The use of the terms “a” and “an” and “the” and similar referents in the context of describing the invention (especially in the context of the following claims) is to be construed to cover both the singular and the plural, unless otherwise indicated herein or clearly contradicted by context. The terms “comprising,” “having,” “including,” and “containing” are to be construed as open-ended terms (i.e., meaning “including, but not limited to,”) unless otherwise noted. Recitation of ranges of values herein are merely intended to serve as a shorthand method of referring individually to each separate value falling within the range, unless otherwise indicated herein, and each separate value is incorporated into the specification as if it were individually recited herein. All methods described herein can be performed in any suitable order unless otherwise indicated herein or otherwise clearly contradicted by context. The use of any and all examples, or exemplary language (e.g., “such as”) provided herein, is intended merely to better illuminate the invention and does not pose a limitation on the scope of the invention unless otherwise claimed. No language in the specification should be construed as indicating any non-claimed element as essential to the practice of the invention.

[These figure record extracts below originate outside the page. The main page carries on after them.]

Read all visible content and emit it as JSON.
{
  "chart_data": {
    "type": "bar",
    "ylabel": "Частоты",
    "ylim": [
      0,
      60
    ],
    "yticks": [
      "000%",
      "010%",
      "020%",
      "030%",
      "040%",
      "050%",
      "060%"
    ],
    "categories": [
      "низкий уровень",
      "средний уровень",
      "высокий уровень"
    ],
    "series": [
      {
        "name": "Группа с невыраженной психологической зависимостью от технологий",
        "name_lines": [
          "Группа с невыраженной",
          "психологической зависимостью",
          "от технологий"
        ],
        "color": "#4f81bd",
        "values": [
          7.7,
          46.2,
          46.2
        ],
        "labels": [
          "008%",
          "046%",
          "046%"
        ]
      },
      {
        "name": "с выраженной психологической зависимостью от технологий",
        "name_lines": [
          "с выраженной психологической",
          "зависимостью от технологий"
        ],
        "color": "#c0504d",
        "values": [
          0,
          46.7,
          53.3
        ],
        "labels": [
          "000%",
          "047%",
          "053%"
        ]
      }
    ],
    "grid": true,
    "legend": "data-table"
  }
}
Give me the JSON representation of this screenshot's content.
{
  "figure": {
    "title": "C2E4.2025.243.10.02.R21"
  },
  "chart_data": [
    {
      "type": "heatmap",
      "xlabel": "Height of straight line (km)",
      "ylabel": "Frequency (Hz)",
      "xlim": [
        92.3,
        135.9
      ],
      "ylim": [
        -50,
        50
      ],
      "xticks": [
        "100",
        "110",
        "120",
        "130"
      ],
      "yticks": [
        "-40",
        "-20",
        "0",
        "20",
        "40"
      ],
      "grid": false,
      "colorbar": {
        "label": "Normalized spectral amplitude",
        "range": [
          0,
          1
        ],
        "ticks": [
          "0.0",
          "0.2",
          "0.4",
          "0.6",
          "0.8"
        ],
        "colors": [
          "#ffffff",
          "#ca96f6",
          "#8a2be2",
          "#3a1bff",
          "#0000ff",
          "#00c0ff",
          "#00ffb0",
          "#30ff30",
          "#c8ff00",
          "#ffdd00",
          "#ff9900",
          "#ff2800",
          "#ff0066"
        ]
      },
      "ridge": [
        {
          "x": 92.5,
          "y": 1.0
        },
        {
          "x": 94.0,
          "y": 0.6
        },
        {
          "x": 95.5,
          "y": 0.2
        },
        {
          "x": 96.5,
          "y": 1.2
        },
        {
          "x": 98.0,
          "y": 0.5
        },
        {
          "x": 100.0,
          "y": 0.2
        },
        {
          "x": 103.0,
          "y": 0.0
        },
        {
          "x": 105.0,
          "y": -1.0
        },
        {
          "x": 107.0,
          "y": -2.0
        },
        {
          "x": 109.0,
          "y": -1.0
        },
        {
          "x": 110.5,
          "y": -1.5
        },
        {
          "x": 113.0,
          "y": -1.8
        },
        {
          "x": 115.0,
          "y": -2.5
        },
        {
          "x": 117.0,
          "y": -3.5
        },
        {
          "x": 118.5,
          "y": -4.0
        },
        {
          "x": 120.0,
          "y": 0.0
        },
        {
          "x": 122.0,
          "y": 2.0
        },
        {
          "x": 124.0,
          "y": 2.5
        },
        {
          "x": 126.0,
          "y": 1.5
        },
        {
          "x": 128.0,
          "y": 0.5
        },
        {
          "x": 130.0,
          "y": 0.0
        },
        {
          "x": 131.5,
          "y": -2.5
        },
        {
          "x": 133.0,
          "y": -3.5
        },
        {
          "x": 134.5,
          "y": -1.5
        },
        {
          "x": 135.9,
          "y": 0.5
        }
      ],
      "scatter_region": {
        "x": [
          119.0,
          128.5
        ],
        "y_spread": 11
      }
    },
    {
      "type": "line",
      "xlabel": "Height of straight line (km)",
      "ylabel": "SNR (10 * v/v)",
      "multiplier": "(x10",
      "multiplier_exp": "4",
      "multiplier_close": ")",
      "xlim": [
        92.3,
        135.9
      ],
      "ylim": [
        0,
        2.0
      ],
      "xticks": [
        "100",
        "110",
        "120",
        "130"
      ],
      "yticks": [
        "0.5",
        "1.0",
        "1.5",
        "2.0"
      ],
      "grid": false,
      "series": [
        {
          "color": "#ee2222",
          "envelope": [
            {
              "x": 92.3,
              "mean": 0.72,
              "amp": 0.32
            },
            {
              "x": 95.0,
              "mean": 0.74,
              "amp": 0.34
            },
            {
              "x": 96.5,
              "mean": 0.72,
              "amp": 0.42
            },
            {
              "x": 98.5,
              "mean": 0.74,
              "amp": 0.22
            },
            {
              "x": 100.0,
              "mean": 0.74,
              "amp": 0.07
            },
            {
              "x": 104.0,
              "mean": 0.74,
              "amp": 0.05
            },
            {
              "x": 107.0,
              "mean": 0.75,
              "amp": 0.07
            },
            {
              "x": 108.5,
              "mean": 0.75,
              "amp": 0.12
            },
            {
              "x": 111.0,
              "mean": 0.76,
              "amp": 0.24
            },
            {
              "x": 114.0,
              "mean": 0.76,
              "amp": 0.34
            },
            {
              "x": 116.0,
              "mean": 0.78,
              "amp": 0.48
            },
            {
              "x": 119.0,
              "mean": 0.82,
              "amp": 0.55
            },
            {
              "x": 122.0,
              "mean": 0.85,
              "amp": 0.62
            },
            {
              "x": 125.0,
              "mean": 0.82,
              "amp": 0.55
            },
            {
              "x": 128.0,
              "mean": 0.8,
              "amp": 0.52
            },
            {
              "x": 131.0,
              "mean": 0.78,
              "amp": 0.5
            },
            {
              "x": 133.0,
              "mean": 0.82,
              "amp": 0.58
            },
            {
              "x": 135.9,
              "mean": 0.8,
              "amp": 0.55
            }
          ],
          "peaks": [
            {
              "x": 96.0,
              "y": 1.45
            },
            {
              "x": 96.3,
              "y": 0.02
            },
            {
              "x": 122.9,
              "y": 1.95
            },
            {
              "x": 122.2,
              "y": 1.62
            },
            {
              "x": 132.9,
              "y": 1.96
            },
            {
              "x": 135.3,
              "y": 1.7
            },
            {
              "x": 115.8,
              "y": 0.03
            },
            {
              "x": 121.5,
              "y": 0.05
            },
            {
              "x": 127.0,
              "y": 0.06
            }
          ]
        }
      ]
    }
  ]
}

Exemplary embodiments of this invention are described herein, including the best mode known to the inventors for carrying out the invention. Variations of those embodiments may become apparent to those of ordinary skill in the art upon reading the foregoing description. The inventors expect skilled artisans to employ such variations as appropriate, and the inventors intend for the invention to be practiced otherwise than as specifically described herein. Accordingly, this invention includes all modifications and equivalents of the subject matter recited in the claims appended hereto as permitted by applicable law. Moreover, any combination of the above-described elements in all possible variations thereof is encompassed by the invention unless otherwise indicated herein or otherwise clearly contradicted by context.
This application is a Continuation of U.S. Nonprovisional patent application Ser. No. 15/024,070, filed 23 Mar. 2016, and issued as U.S. Pat. No. 10,335,531, which is the U.S. national stage application of International Application No. PCT/US2014/056722, which has an international filing date of 22 Sep. 2014, and which claims priority to U.S. Provisional Patent Application No. 61/881,684, filed 24 Sep. 2013, the contents of each of which are incorporated herein by reference in their entirety.